Kangal, 1302 Tarihli Sivas Salnamesi`nde “kaza” olarak geçer. 1902`de ilçe olmuştur; ilk kaymakam olarak eski Sivas valilerinden Muammer Bey atanmıştır.
Milli Mücadele döneminde, bazı kaynaklarda geçen adı ile “Ulviye Kadın Cemiyeti”nin bir şubesi de Kangal`da açılmıştır. Sivas Kongresi sırasında çıkarılan, Milli Mücadele`nin ilk resmi yayını “İrade-i Milliye Gazetesi”nde yayınlanan bir nizamname ile kurulan ve Anadolu`nun birçok kentinde faaliyet gösteren “Anadolu Kadınları Müdafa-i Vatan Cemiyetleri”nin ilk şubelerinden biri Kangal`da açılmış, Milli Mücadele`ye cephe gerisinde çok önemli hizmetlerde bulunmuştur.
İlçenin şimdiki durumu
Nüfusu 12.000 ile 14.000 arasında değişen ilçe sürekli göç vermekte, ilçenin nüfusu giderek azalmaktadır. Önceki yıllar, İstanbul başta olmak üzere büyük illere göç veren ilçe, son yıllarda Sivas merkezine de göç vermektedir.
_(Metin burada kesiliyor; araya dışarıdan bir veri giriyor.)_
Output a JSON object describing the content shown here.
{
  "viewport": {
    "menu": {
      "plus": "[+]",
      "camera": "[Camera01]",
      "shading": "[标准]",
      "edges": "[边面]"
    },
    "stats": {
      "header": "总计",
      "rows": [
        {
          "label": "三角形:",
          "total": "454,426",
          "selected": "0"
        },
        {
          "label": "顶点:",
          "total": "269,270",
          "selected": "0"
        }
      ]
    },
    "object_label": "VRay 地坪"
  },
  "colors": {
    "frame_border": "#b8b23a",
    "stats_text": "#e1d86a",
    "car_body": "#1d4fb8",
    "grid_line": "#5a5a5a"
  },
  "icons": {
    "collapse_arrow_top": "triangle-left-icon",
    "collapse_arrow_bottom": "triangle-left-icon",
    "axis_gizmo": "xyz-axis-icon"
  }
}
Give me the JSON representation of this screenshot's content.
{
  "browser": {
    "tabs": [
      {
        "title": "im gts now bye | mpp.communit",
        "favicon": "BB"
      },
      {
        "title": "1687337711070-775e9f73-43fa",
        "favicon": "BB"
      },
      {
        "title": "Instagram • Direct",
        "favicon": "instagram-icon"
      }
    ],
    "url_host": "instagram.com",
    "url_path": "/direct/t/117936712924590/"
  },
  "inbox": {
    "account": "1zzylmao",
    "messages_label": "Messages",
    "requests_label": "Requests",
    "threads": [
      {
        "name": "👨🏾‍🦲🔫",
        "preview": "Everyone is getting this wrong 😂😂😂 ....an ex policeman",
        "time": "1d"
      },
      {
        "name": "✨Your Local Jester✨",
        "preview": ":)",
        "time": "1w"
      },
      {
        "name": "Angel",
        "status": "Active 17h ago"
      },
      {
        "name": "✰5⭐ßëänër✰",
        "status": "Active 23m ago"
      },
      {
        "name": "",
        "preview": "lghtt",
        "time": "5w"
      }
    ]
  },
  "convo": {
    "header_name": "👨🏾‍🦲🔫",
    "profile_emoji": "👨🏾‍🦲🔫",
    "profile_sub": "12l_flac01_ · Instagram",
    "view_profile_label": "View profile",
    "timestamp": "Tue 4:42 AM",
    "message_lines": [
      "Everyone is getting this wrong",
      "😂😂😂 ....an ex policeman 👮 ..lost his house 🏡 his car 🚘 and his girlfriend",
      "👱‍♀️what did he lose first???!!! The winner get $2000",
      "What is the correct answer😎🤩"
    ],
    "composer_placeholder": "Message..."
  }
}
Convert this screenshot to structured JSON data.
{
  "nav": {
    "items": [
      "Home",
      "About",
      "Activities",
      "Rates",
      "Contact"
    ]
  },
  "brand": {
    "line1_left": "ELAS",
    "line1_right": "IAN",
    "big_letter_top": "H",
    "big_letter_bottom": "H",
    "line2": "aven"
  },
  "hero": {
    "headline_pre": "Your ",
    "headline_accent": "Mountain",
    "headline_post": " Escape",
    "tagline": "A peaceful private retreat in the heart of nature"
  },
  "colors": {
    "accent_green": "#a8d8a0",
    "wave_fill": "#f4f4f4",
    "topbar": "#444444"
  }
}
Termik Santrali`nde çalışan işçilerinden azımsanamayacak bir kısmı Sivas merkeze, özellikle eğitim imkanlarının ilçede kısıtlı olması nedeniyle, göç etmektedir.Kangal Köpeği, Kangal Koyunu meşhurdur.
Ayrıca Kangal Balıkları, Sedef Hastalığı (psoriasis) adı verilen bir cilt hastalığının tedavisinde alternatif metod olarak kulanılıyorlar.
Ayrıca ``Sivas kangal köpekleri , Namibia`da yaygın bir şekilde yerli çiftciler tarafindan kulanılıyor.
Alman çoban köpeklerinden daha üstün koruyucu yeteneklere sahip oldukları belirtilir.